South Africa’s Shoprite Holdings, Africa’s biggest retailer by sales, will open nearly twice as many stores on the rest of the continent this year as in 2014, its chief executive, Whitey Basson, said on Tuesday.
Nigeria will get 14 new stores in the next 20 months and Shoprite is building a distribution centre in the country, aiming to move goods faster as imports into Nigeria can be delayed in ports for up to three months or so, Basson said.
Angola is the only other market large enough to justify a distribution centre in the next five years, he said.
The supermarket operator is banking on rapid growth in markets such as Nigeria and Angola where it aims to change the shopping habits of Africa’s rising middle class.
The retailer, which also operates the Checkers grocery chain and OK Furniture, reported a 10.8 per cent rise in full-year earnings yesterday, buoyed by sales growth of 13.5 per cent in stores outside its home market.
It plans to add another 35 stores this year to the 189 it has in the rest of Africa, hoping to improve on the 16 percent contribution that Africa ex-South Africa makes to its profits. Last year it opened 20 stores outside South Africa.
“It usually takes three to five years for countries to change from pavement shopping to using supermarkets,” Reuters quoted Basson, to have said in a presentation of the company’s results.
Hampered in South Africa by power outages, rising electricity costs and highly indebted consumers, Shoprite increased sales in its home market by stealing market share in its food business from rivals.
The retailer, which began as a chain of eight stores in South Africa in 1979 and has had Basson at the helm throughout, now spans 15 countries across the continent, 13 of which posted stronger economic growth than South Africa last year.
Shoprite said diluted headline earnings per share (EPS) totaled 772.9 cents in the year ended June, in line with the 773 cents estimate by Thomson Reuters StarMine SmartEstimates.

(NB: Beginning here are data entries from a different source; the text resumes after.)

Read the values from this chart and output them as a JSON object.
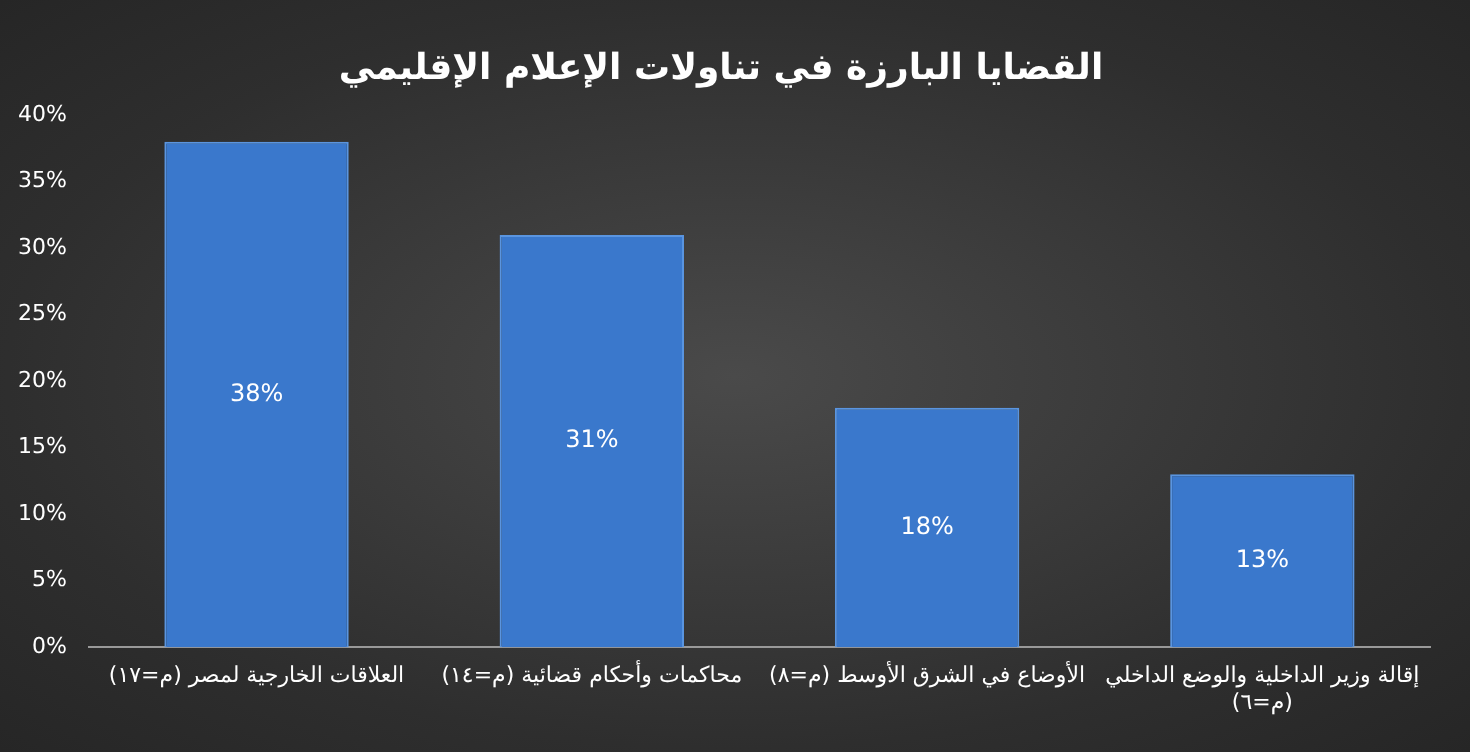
{
  "chart_data": {
    "type": "bar",
    "title": "القضايا البارزة في تناولات الإعلام الإقليمي",
    "categories": [
      "العلاقات الخارجية لمصر (م=١٧)",
      "محاكمات وأحكام قضائية (م=١٤)",
      "الأوضاع في الشرق الأوسط (م=٨)",
      "إقالة وزير الداخلية والوضع الداخلي (م=٦)"
    ],
    "values": [
      38,
      31,
      18,
      13
    ],
    "color": "#3a78cc",
    "value_labels": [
      "38%",
      "31%",
      "18%",
      "13%"
    ],
    "ylim": [
      0,
      40
    ],
    "yticks": [
      {
        "value": 0,
        "label": "0%"
      },
      {
        "value": 5,
        "label": "5%"
      },
      {
        "value": 10,
        "label": "10%"
      },
      {
        "value": 15,
        "label": "15%"
      },
      {
        "value": 20,
        "label": "20%"
      },
      {
        "value": 25,
        "label": "25%"
      },
      {
        "value": 30,
        "label": "30%"
      },
      {
        "value": 35,
        "label": "35%"
      },
      {
        "value": 40,
        "label": "40%"
      }
    ],
    "grid": false,
    "legend": false
  }
}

Headline EPS is the most widely watched profit gauge in South Africa and strips out certain one-off items.
Shoprite shares were up 1.2 per cent by 1245 GMT. The shares nearly doubled in price over the last five years as the company expanded but are down almost 5 percent since the start of this year on sluggish consumer demand in South Africa. The retailer said total sales rose 11.2 per cent to R113.7 billion ($8.80 billion) for the year.